Komplexe Seismische Wellenfelder
In unserer Arbeitsgruppe nutzen wir gestreute seismische Wellen und das seismische Umgebungsrauschen, um Strukturen und Prozesse in der festen Erde zu untersuchen. Beide Arten von Signalen werden in der klassischen Seismologie oft als störend betrachtet, können aber in Wirklichkeit nützliche und ergänzende Informationen liefern.

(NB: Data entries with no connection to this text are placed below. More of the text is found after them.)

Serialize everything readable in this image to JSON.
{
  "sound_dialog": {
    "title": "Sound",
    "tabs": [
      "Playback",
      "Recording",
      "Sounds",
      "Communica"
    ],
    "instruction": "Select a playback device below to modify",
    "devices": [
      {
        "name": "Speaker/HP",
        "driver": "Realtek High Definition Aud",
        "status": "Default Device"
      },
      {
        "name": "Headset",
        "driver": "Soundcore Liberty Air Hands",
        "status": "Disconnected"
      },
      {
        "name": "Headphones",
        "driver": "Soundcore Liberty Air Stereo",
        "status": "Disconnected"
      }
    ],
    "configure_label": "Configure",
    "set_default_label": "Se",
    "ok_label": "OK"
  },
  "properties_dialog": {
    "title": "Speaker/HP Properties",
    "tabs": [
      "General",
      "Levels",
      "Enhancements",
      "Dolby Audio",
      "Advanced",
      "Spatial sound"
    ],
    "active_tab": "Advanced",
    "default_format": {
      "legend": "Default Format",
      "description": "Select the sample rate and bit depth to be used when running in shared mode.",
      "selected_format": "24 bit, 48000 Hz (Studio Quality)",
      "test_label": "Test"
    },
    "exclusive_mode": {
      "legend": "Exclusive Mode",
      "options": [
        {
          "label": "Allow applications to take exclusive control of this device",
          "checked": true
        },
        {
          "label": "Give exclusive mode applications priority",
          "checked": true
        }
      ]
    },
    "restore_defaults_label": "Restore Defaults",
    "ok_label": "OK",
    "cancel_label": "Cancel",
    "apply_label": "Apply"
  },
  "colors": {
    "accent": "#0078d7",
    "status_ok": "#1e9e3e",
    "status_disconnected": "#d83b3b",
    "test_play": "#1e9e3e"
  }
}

Streuwellen werden durch die Heterogenität der Erde verursacht, die von der Größe der Kontinente bis hinunter zur Größe der Mineralkörner in einer Gesteinsprobe reicht. Während wir mit seismologischen Techniken Strukturen ab einer bestimmten Größe abbilden können, beeinflussen Strukturen, die kleiner als diese Auflösungsgrenze sind, die seismischen Wellen in einer komplexen Weise, die mit klassischen Mitteln nicht beschrieben werden kann. Diese gestreuten Wellen sind integraler Bestandteil eines jeden hochfrequenten Seismogramms und verursachen komplexe Wellenzüge, die jede seismische Phase (direkte und an Grenzflächen reflektierte oder konvertierte Phasen) als Coda begleiten. Da gestreute Wellen das Ausbreitungsmedium auf Längenskalen unterhalb der Auflösungsgrenze klassischer Methoden beproben, können wir die Verteilung der kleinräumigen Heterogenität und Dämpfung im Erdinneren untersuchen.

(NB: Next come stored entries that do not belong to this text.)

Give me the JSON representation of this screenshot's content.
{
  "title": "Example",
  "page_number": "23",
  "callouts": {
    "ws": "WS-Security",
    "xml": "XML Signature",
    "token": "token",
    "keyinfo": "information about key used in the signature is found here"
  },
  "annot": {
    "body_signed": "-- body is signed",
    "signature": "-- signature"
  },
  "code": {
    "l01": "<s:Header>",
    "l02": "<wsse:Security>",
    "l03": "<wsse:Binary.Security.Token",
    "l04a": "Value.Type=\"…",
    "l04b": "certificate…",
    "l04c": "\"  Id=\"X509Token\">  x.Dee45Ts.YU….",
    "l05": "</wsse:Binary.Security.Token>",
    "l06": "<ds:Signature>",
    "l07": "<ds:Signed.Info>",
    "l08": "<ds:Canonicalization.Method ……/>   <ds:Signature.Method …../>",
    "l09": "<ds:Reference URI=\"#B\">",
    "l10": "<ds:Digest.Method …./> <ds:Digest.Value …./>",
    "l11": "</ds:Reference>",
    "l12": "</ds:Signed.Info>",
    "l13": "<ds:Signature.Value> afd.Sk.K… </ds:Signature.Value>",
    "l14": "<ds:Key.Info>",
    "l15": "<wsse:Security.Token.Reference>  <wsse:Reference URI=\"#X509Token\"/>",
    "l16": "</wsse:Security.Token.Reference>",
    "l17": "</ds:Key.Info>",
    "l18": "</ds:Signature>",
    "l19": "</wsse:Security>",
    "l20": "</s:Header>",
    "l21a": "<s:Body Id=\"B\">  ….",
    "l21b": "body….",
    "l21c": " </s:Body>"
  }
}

Die zweite Ursache für die Komplexität jeder seismischen Aufzeichnung ist das Vorhandensein von räumlich und zeitlich verteilten Quellen für seismische Wellen. Ozeane, die Atmosphäre, industrielle Aktivitäten und kleine, aber zahlreiche Erdbeben, die nicht einzeln beobachtbar sind, regen seismische Wellen auf unvorhersehbare Weise an und erzeugen das seismische Umgebungsauschen. Mit Hilfe der seismischen Interferometrie können wir die kontinuierliche Präsenz des seismischen Rauschens nutzen, um kleinste Veränderungen der elastischen Eigenschaften des Ausbreitungsmediums zu überwachen, wie sie zum Beispiel durch hydrologische Effekte, die Wirkung der Gezeiten auf das Festgestein, Erschütterungen von größeren und kleineren Erdbeben und anderen Effekten ausgelöst werden .

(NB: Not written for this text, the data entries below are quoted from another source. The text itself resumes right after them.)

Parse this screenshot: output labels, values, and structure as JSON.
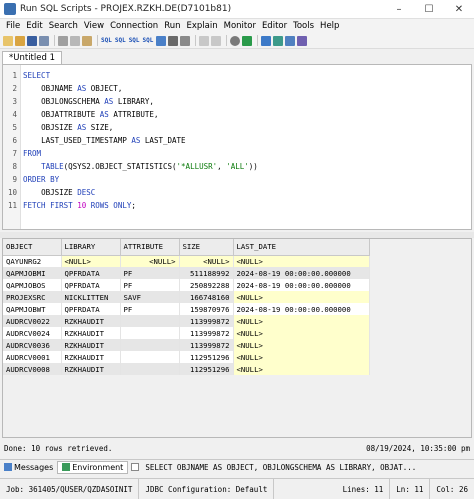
{
  "window": {
    "title": "Run SQL Scripts - PROJEX.RZKH.DE(D7101b81)",
    "minimize": "–",
    "maximize": "☐",
    "close": "✕"
  },
  "menu": [
    "File",
    "Edit",
    "Search",
    "View",
    "Connection",
    "Run",
    "Explain",
    "Monitor",
    "Editor",
    "Tools",
    "Help"
  ],
  "editor_tab": "*Untitled 1",
  "code": {
    "line_numbers": [
      "1",
      "2",
      "3",
      "4",
      "5",
      "6",
      "7",
      "8",
      "9",
      "10",
      "11"
    ]
  },
  "results": {
    "columns": [
      "OBJECT",
      "LIBRARY",
      "ATTRIBUTE",
      "SIZE",
      "LAST_DATE"
    ],
    "rows": [
      [
        "QAYUNRG2",
        "<NULL>",
        "<NULL>",
        "<NULL>",
        "<NULL>"
      ],
      [
        "QAPMJOBMI",
        "QPFRDATA",
        "PF",
        "511188992",
        "2024-08-19 00:00:00.000000"
      ],
      [
        "QAPMJOBOS",
        "QPFRDATA",
        "PF",
        "250892288",
        "2024-08-19 00:00:00.000000"
      ],
      [
        "PROJEXSRC",
        "NICKLITTEN",
        "SAVF",
        "166748160",
        "<NULL>"
      ],
      [
        "QAPMJOBWT",
        "QPFRDATA",
        "PF",
        "159870976",
        "2024-08-19 00:00:00.000000"
      ],
      [
        "AUDRCV0022",
        "RZKHAUDIT",
        "",
        "113999872",
        "<NULL>"
      ],
      [
        "AUDRCV0024",
        "RZKHAUDIT",
        "",
        "113999872",
        "<NULL>"
      ],
      [
        "AUDRCV0036",
        "RZKHAUDIT",
        "",
        "113999872",
        "<NULL>"
      ],
      [
        "AUDRCV0001",
        "RZKHAUDIT",
        "",
        "112951296",
        "<NULL>"
      ],
      [
        "AUDRCV0008",
        "RZKHAUDIT",
        "",
        "112951296",
        "<NULL>"
      ]
    ]
  },
  "status": {
    "left": "Done: 10 rows retrieved.",
    "right": "08/19/2024, 10:35:00 pm"
  },
  "bottom_tabs": {
    "messages": "Messages",
    "environment": "Environment",
    "preview": "SELECT OBJNAME AS OBJECT, OBJLONGSCHEMA AS LIBRARY, OBJAT..."
  },
  "footer": {
    "job": "Job: 361405/QUSER/QZDASOINIT",
    "jdbc": "JDBC Configuration: Default",
    "lines": "Lines: 11",
    "ln": "Ln: 11",
    "col": "Col: 26"
  },
  "colors": {
    "keyword": "#1f3fb8",
    "string": "#0a7a0a",
    "number": "#c000c0",
    "null_highlight": "#ffffcc"
  }
}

Mit dieser Forschung leisten wir einen Beitrag zum Thema "Ruhelose Erde – Vorhersage von Geogefahren ermöglichen" des Helmholtz-Forschungsprogramms "Changing Earth - Sustaining our Future", Subtopic 3.1 "Ursachen von Geogefahren" und Subtopic 3.2 „Zeitliche Variationen und die letzte Phase vor katastrophalen Ereignissen”.